As with many such items, it shouts as if this happened Only Yesterday (not to be confused with the Japanese film of the same name.) However, looking up Anammox on Wikipedia shows that this harks back to a discovery made by researchers at Delft University of Technology in 1999, and published in
Missing lithotroph identified as new planctomycete
We are told:
Anammox, an abbreviation for ANaerobic AMMonium OXidation, is a globally important microbial process of the nitrogen cycle. The bacteria mediating this process were identified in 1999, and at the time were a great surprise for the scientific community.
Anyway, these bacteria are being developed at Radboud as a cost-effective and environmentally friendly way of reducing molecular nitrogen content in wastewater — think of all those EU regulations concerning water quality! Alas, one of the chief researchers does not see this as a way to cheaper rocket fuel, at least not with our current understanding.
| Enrichment culture of the anammox bacterium Kuenenia stuttgartiensis, Radboud University Nijmegen |
But this story brings to mind an organism, first seen in the Gunflint Chert, rocks dated to roughly two thousand millions years old, and found along the northern shores of Lake Superior. It is named Kakabekia after the Kakabeka Falls in Ontario, which I remember from my one trip across the Atlantic in 1978. I was impressed by them, but did not realize at the time how old those rocks were. (Picture by Stefan Fussan.)
Very similar organisms were discovered in 1964 at Harlech Castle in Wales, and were cultured and described in:
On the Culture of a Microorganism Similar to the Precambrian Microfossil Kakabekia Umbellata Barghoorn in NH3-Rich Atmospheres.

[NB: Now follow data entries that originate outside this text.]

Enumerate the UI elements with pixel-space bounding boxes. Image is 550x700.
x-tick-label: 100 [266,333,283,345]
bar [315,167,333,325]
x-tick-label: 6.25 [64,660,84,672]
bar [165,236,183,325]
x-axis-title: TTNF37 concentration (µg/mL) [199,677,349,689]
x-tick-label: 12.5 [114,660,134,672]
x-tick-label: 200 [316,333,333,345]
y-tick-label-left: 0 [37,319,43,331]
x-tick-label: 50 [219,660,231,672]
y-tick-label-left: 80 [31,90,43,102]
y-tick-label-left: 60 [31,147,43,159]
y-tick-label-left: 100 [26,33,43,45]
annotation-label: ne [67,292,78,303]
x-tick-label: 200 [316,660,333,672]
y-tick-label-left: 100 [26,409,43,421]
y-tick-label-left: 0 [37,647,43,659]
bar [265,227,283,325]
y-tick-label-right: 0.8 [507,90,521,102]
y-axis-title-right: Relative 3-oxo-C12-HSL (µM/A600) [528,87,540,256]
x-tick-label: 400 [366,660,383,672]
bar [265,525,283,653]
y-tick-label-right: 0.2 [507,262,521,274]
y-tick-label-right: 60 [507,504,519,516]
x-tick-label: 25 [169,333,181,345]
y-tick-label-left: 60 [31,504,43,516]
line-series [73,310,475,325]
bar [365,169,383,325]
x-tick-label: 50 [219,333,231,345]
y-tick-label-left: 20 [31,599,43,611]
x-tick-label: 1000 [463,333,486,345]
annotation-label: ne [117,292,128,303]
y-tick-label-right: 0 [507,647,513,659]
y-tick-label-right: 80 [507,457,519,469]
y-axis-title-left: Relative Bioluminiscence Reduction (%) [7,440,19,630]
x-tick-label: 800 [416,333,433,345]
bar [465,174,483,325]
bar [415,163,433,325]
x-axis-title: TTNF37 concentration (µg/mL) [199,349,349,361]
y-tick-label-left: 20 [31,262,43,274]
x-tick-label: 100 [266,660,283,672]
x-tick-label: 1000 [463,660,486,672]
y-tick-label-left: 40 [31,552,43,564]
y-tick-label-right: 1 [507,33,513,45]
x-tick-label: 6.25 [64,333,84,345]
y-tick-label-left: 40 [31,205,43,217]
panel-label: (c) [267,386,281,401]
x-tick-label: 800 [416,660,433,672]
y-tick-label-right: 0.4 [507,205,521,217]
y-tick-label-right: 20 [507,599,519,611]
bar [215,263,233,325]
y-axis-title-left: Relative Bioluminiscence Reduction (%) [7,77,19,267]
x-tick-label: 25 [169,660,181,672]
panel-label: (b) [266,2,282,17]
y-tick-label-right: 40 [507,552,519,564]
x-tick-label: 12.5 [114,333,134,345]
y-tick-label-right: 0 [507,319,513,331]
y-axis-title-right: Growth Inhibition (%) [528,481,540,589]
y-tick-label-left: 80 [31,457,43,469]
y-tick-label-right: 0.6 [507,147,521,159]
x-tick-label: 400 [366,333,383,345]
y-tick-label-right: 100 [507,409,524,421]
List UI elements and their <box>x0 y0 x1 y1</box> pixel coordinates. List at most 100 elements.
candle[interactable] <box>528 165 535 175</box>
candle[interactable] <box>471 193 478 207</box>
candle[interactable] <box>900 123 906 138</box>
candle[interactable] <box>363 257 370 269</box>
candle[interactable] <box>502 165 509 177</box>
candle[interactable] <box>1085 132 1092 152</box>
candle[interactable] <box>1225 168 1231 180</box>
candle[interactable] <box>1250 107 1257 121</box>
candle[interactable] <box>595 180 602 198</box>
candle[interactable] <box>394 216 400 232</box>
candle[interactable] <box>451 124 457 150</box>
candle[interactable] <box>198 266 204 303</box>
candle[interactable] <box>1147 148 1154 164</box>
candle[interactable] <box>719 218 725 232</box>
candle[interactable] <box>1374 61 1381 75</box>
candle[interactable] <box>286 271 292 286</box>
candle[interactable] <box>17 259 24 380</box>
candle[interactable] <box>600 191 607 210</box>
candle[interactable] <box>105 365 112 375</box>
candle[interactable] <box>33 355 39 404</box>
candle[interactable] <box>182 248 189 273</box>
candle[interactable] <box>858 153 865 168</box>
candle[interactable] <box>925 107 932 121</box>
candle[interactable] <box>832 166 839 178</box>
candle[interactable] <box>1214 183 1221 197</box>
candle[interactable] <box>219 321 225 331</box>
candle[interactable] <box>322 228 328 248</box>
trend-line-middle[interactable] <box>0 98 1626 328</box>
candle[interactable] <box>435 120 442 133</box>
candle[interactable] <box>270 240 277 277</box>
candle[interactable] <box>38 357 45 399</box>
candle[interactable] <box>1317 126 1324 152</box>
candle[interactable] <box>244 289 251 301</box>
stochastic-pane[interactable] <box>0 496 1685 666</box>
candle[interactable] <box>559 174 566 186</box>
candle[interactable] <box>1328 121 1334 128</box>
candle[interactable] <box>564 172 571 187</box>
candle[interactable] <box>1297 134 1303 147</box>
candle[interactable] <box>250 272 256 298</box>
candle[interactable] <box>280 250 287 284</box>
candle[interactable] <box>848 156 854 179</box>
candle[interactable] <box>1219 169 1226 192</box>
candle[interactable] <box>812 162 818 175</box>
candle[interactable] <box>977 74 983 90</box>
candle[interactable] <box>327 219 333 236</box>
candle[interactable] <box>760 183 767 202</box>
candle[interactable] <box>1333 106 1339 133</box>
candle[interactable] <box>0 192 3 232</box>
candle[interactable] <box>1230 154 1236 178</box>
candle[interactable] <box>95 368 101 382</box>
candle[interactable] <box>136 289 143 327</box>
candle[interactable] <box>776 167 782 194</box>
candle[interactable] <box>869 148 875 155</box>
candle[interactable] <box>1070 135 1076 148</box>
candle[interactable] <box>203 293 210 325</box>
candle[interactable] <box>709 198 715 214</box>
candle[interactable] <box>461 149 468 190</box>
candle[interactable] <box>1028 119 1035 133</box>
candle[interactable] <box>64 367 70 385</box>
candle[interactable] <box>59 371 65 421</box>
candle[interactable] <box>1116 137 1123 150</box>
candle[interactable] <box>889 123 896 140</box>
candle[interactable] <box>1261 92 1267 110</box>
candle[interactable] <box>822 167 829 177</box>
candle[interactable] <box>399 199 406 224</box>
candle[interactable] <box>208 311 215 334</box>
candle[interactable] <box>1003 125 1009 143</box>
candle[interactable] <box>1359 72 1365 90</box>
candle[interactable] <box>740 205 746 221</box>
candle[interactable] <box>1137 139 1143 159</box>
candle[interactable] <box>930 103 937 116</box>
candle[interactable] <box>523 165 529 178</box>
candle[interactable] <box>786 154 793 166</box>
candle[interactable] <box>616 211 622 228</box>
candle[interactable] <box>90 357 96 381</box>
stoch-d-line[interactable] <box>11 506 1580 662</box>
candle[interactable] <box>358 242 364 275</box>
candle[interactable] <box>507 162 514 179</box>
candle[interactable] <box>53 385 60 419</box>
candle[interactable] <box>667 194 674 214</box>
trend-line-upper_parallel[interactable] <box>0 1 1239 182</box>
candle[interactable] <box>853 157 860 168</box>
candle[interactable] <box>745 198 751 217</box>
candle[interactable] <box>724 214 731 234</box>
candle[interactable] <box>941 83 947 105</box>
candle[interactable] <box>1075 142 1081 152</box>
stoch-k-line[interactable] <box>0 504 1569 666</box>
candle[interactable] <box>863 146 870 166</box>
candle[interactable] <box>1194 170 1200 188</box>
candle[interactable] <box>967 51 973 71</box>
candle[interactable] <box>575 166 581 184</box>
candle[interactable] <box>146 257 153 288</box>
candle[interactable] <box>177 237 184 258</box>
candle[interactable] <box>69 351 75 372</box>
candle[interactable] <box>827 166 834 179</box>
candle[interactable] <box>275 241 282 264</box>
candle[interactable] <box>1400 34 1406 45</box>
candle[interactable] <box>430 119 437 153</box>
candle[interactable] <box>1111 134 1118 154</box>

When remember that I first read of this in the New Scientist, it was said that they were found in a urinal. Some people may have dismissed that part as an ‘urban myth’: however, I have found this in the original paper:
Harlech Castle is frequented by tourists, many with small children. It is not uncommon for the soil near the castle walls to receive relatively copious quantities of human urine, an excellent source of ammonia, during the course of the holiday season. Hence, soil in the area sampled may have been exceptionally well provided with ammonia for many generations. In historic times, when the castle was garrisoned, it may be assumed that comparable sources of ammonia were available.
There are now several catalogued living species of Kakabekia, one at least found in Alaska.
The Earth’s atmosphere in Gunflint Chert times would have been by today’s standards very poor in oxygen, even though Stromatolites would have been at work. Nevertheless, here we have two survivors of early forms of nitrogen metabolism. Kakabekia may be relatively ‘on the margins’ as a kind of ‘living fossil’, but those bacteria seem to be massively important, preventing our whole planet from smelling like a ‘House of Metabolic Transmigration’, to take an expression (translated) from Journey to the West, a famous and popular classical Chinese Novel.